Australia: Current low inflation likely to unwind
The latest October monthly inflation figures for Australia delivered a 2.1%YoY inflation rate, lower than expected. But markets weren’t particularly moved by the numbers, focussing more on core rates and the prospects that some helpful factors may be about to sunset
There is some good news on inflation...
At 2.1%YoY, the October headline inflation rate was a little lower than had been expected and remained unchanged for a second month. This is well within the Reserve Bank of Australia's (RBA) inflation target (2-3%) though markets are not getting very excited, and there was little response from the AUD or bond yields to the figures.
The main problem is that these inflation figures are heavily distorted by government policy measures, and so the underlying rate of inflation is probably higher than this, and is likely to creep up in the coming months.
There are two important elements to this:
But there is also some bad news...
Firstly: cost of living electricity subsidies continue to have a large impact on the headline inflation rate. Since these began to bite, they have contributed a negative 1.3pp to headline inflation, which would otherwise be running at about 3.4% YoY. However, we feel that the maximum impact of these subsidies is now being felt, and over the coming months, their influence should drift back towards about zero or even turn positive, working against any underlying tendency for inflation to decline - which is in any case, not that evident.
Secondly: There is also likely to have been some drag on inflation from the rental component of housing, via the Covid-era Commonwealth Rental Assistance policy. The CPI measure of rents shows a slight decrease in the annual inflation rate and has not risen on a monthly basis by much recently, though the inflation rate is still running in the high 6% YoY range. The marginal impact on inflation now is probably only quite limited. It will be interesting to see which way this turns over the next few months.

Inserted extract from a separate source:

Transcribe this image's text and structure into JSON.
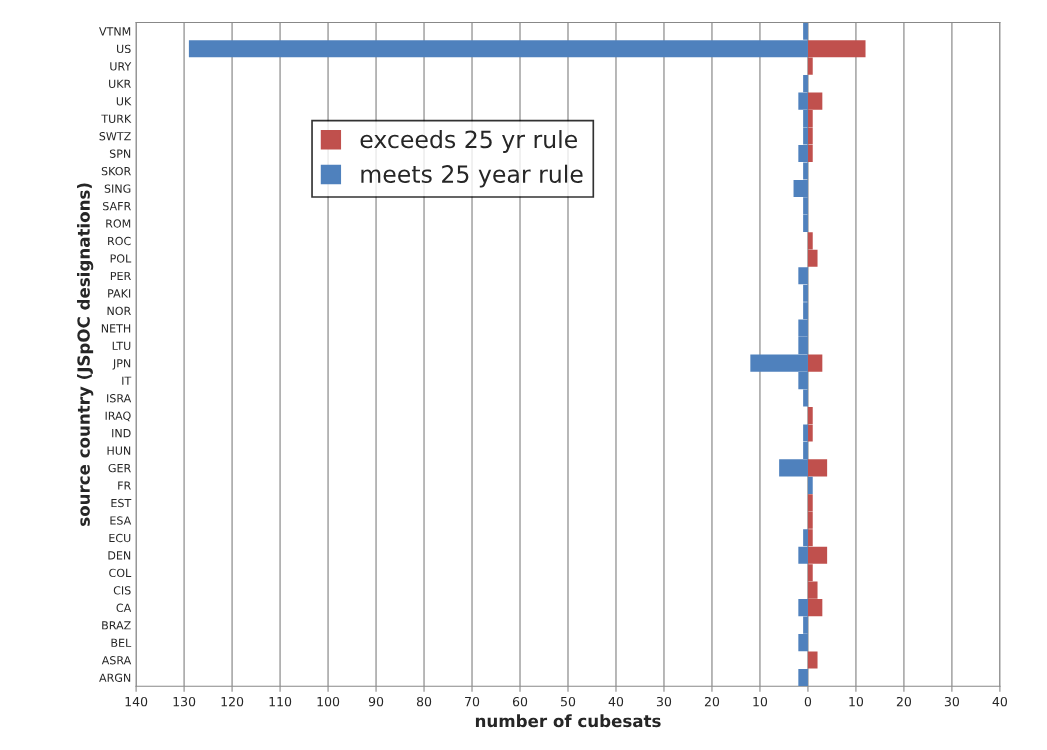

Thirdly: After falling sharply for the last three months, the motor fuel component of transport also flattened out in October, and over the coming months, we would expect this to be less of a drag on headline inflation too - depending on some hard-to-predict geopolitical influences.
All of these factors are evident when you look at the trimmed mean inflation rate for October. Here, instead of declining, the inflation rate ticked up from 3.2% to 3.5%. And it is this core measure that the RBA is probably focussing on more than headline rates.
Core measures of inflation (YoY%)
Some components have now drifted back within target
Looking at the other components of inflation, many remain well above levels that will be consistent with the RBA's inflation target, though furnishings, clothing, and communications are looking more respectable. This is also an improvement compared with a year ago when there were almost no components falling into the RBA's target range.
Australian CPI inflation by component (YoY%)
The RBA can take its time on rates
The upshot of all of this is that there is simply no rush for the RBA to do anything with rates anytime soon. Our 1Q25 rate cut forecast remains an "at the earliest" view, and there is certainly scope for this to be pushed back, whereas the scope for a near-term cut seems vanishingly small.